Christina A. Athanasopoulou was born in Thessaloniki Greece, on February 27, 1976. She received her Dipl. Eng. Degree from the Department of Electrical and Computer Engineering at the Aristotle University of Thessaloniki, in 2000. She worked as technical manager of IST European projects for ALTEC, Greece during 2001-2003. Since 2003 she has been a postgraduate student at the Department of Electrical and Computer Engineering at the Aristotle University of Thessaloniki. Her special interests include power plants monitoring, multi agent systems, and data mining. Vasilis Chatziathanassiou was born in Serres, Greece, on October 30, 1954. He received his Dipl. Eng. Degree and the Ph.D. degree from the Department of Electrical and Computer Engineering at the Aristotle University of Thessaloniki, in 1978 and 1989 respectively. He has been working as research assistant since 1980, as Lecturer since 1990 and as Ass. Professor since 1994 at the Division of Electrical Energy of the Department of Electrical and Computer Engineering at the Aristotle University of Thessaloniki, Greece. His special interests are coupled electrothermal fields in cables and electrical machines, heat transfer problems in production, transmission and distribution of electrical energy, applications of intelligent agents in Power industry. Ioannis M. Petridis was born in Kozani, Greece, on February 6, 1960. He received his Dipl. Eng. Degree from the Department of Electrical and Computer Engineering at the Aristotle University of Thessaloniki, in 1983.

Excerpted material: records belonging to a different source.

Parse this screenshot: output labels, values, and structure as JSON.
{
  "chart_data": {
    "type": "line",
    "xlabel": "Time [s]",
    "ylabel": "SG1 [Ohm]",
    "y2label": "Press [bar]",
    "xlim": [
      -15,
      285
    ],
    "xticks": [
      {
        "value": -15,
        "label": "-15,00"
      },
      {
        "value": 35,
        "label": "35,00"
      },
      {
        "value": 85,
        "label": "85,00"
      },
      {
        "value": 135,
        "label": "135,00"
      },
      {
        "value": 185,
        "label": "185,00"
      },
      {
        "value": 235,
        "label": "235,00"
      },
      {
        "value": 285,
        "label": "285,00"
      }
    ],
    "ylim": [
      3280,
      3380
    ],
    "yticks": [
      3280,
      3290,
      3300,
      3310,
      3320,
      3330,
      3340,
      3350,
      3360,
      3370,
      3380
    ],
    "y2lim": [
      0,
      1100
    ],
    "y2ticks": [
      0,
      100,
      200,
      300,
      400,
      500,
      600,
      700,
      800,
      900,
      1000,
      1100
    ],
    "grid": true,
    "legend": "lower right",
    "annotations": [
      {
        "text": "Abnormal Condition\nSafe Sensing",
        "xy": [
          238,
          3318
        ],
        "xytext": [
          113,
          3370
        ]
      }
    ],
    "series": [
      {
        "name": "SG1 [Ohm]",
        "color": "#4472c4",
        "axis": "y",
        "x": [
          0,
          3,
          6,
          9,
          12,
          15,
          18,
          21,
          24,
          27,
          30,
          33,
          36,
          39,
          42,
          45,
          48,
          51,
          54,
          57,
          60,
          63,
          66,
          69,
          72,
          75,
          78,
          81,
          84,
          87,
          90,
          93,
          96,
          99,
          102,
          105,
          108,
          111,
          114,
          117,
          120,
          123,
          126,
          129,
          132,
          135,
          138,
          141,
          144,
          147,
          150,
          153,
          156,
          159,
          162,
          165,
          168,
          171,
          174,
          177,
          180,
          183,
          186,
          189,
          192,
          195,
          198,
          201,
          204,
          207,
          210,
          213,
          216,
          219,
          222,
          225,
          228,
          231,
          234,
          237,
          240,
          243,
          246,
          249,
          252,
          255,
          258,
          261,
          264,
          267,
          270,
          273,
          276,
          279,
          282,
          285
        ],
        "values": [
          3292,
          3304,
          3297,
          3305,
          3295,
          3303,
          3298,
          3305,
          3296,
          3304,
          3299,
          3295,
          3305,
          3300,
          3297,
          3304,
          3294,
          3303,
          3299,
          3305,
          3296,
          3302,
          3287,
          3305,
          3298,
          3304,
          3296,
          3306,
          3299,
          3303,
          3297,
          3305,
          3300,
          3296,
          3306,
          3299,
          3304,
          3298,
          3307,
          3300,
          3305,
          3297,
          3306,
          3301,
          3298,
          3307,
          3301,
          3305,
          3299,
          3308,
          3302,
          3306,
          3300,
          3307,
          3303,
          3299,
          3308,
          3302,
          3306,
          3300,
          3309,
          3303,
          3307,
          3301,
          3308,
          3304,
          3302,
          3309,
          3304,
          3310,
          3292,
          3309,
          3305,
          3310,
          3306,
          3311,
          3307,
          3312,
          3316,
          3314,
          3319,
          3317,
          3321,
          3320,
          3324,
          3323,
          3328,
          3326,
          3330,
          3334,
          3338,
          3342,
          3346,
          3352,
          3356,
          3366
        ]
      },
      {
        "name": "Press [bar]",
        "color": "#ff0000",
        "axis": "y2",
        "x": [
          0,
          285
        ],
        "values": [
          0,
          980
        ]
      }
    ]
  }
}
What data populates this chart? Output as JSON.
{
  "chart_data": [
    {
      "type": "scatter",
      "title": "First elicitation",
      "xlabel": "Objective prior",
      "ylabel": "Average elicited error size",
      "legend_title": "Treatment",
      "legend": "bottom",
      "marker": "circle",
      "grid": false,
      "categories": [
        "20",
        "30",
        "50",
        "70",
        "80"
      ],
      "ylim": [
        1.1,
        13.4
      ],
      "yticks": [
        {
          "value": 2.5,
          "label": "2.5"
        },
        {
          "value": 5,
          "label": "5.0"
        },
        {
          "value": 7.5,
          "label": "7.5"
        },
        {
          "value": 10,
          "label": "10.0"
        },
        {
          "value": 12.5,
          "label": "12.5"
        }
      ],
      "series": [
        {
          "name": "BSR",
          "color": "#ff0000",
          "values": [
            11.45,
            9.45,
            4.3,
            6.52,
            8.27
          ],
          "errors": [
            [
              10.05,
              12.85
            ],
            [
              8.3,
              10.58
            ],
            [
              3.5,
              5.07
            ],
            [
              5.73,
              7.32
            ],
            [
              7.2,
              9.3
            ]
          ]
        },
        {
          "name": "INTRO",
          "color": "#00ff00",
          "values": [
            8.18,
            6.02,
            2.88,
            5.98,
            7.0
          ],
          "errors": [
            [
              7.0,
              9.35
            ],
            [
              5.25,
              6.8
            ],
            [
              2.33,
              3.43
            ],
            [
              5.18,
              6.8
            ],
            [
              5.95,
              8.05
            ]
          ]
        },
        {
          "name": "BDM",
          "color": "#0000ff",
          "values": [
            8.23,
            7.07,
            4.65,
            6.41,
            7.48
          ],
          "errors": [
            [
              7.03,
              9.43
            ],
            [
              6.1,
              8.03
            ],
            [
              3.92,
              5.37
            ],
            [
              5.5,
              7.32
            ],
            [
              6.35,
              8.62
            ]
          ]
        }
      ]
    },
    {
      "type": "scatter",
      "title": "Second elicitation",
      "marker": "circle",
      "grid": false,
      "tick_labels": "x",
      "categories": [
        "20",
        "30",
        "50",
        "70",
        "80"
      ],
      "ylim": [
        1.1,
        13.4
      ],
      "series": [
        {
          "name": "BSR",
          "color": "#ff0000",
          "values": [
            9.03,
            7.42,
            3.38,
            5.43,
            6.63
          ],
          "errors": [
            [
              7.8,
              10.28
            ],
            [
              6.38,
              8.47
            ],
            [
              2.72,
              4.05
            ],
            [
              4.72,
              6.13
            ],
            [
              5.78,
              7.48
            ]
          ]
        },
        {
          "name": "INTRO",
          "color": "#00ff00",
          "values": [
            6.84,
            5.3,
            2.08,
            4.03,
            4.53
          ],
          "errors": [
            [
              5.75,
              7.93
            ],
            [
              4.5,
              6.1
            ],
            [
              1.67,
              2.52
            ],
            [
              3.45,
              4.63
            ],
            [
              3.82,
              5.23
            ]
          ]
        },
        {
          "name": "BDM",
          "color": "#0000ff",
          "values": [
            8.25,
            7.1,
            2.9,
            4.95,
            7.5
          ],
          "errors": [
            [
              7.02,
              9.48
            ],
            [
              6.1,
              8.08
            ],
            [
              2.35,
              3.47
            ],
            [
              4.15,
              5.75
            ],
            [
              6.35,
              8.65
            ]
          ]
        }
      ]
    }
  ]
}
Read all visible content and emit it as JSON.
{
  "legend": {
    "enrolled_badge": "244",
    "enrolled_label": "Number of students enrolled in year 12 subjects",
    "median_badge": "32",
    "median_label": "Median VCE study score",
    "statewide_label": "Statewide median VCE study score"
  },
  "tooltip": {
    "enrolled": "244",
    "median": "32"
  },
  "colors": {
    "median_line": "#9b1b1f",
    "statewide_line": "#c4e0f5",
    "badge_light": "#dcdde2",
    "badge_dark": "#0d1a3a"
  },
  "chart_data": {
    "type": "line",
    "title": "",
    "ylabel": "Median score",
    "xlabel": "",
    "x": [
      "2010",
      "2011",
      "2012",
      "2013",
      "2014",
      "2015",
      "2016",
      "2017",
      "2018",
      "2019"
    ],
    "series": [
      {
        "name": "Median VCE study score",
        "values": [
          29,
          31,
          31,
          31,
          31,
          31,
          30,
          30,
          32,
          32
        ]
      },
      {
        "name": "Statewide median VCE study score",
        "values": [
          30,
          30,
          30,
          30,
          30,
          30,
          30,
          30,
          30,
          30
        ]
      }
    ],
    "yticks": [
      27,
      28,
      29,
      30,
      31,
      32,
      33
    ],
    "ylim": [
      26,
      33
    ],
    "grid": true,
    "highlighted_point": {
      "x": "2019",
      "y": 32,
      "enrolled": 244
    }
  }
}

He has been working as Shift Engineer during 1985-89, as Head of Optimization Department during 1989-94, as Head of Operation Department during 1984-2002, and as Production Manager since 2002 at Amynteon-Filota SES, Public Power Corporation SA, Greece. His special interests are Thermal Power Plants simulators and efficiency on-line monitoring systems.